I went there so often as to become part of the furniture, so to speak, a kind of extension of the old oil-cloth sofa I would sit on, motionless, heeded by and bothering no one. I went because Clara would make her afternoon toilet in the back room. She kept her wardrobe in a small armoire and looked at herself in a broken mirror that she leaned against the lamp on the trunk. The mirror was so old that the polish had completely worn off in places and actual objects showed here and there through the back of the mirror, merging with the reflected images as in a double exposure.
Sometimes she took off nearly all her clothes and rubbed cologne into her armpits, lifting her arms with no embarrassment, or between her breasts, sticking her hands between her shift and her body. The shift was short, and when she leaned over I had a full view of her shapely legs tightly encased in their black stockings. She looked very much like a half-naked woman I had seen on a pornographic postcard that the park pretzel vendor had shown me. She aroused the same vague swoon as the obscene picture, a kind of vacuum in the chest and a fierce pang of desire in the groin.
I always sat in the same place—behind Eugen on the back-room sofa — waiting for Clara to complete her toilet, because then, on her way into the shop, she would have to pass between her brother and me in a space so narrow that her calves could not help rubbing against my knees. I looked forward to that moment every day with the same impatience and the same torment. It depended on a
ny number of trivial circumstances that I observed with a combination of exasperation and acute sensitivity. All that had to happen was that Eugen should feel thirsty or tire of playing or that a customer should come into the shop and he would abandon his place, thereby leaving Clara room to pass without touching me.
Every afternoon as I approached the door of the shop, my long, quivering antennae would come out and test the air for the sound of the violin. The moment I heard Eugen playing, I breathed a sigh of relief. I would enter slowly and shout out my name from the threshold so he would not think I was a customer and interrupt his piece. If he paused so much as a second, it might check the flow and magic of the melody and induce him to put down the violin for good that afternoon. But this was not the only unfavorable adventure possible.

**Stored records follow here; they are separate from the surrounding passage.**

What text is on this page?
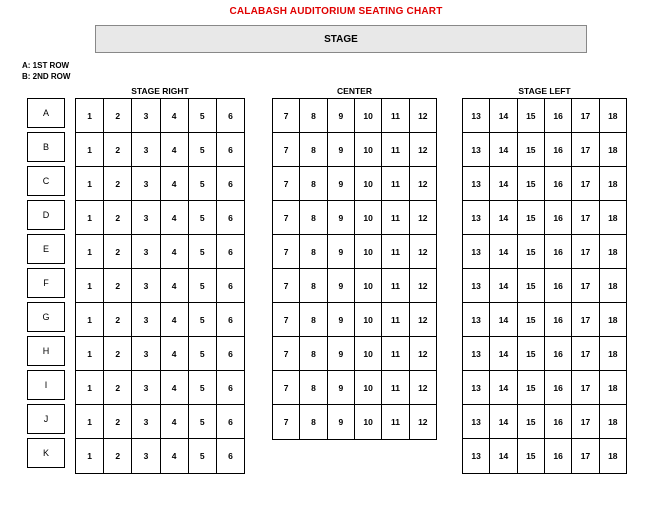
CALABASH AUDITORIUM SEATING CHART
STAGE
A: 1ST ROW
B: 2ND ROW
STAGE RIGHT	CENTER	STAGE LEFT
A
B
C
D
E
F
G
H
I
J
K
1	2	3	4	5	6
1	2	3	4	5	6
1	2	3	4	5	6
1	2	3	4	5	6
1	2	3	4	5	6
1	2	3	4	5	6
1	2	3	4	5	6
1	2	3	4	5	6
1	2	3	4	5	6
1	2	3	4	5	6
1	2	3	4	5	6
7	8	9	10	11	12
7	8	9	10	11	12
7	8	9	10	11	12
7	8	9	10	11	12
7	8	9	10	11	12
7	8	9	10	11	12
7	8	9	10	11	12
7	8	9	10	11	12
7	8	9	10	11	12
7	8	9	10	11	12
13	14	15	16	17	18
13	14	15	16	17	18
13	14	15	16	17	18
13	14	15	16	17	18
13	14	15	16	17	18
13	14	15	16	17	18
13	14	15	16	17	18
13	14	15	16	17	18
13	14	15	16	17	18
13	14	15	16	17	18
13	14	15	16	17	18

All kinds of things could go wrong in the back room . . .
As long as Clara was still at her toilet, I kept an ear out for the faintest of noises, an eye out for the slightest of movements. Eugen might give a cough, for instance, and, swallowing a bit of saliva, announce that he was off to the café for a pastry. A trifle like that, a single cough, could herald the monstrous calamity of a wasted afternoon. Indeed, the whole day would have gone to waste, and that night in bed, instead of turning over leisurely in my mind (and pausing over each detail to “see” and savor it as it deserved) the moment when my knees touched Clara’s stocking, instead of delving, molding, and caressing the thought, I would toss and turn feverishly in the bedclothes, unable to sleep and impatiently awaiting daybreak.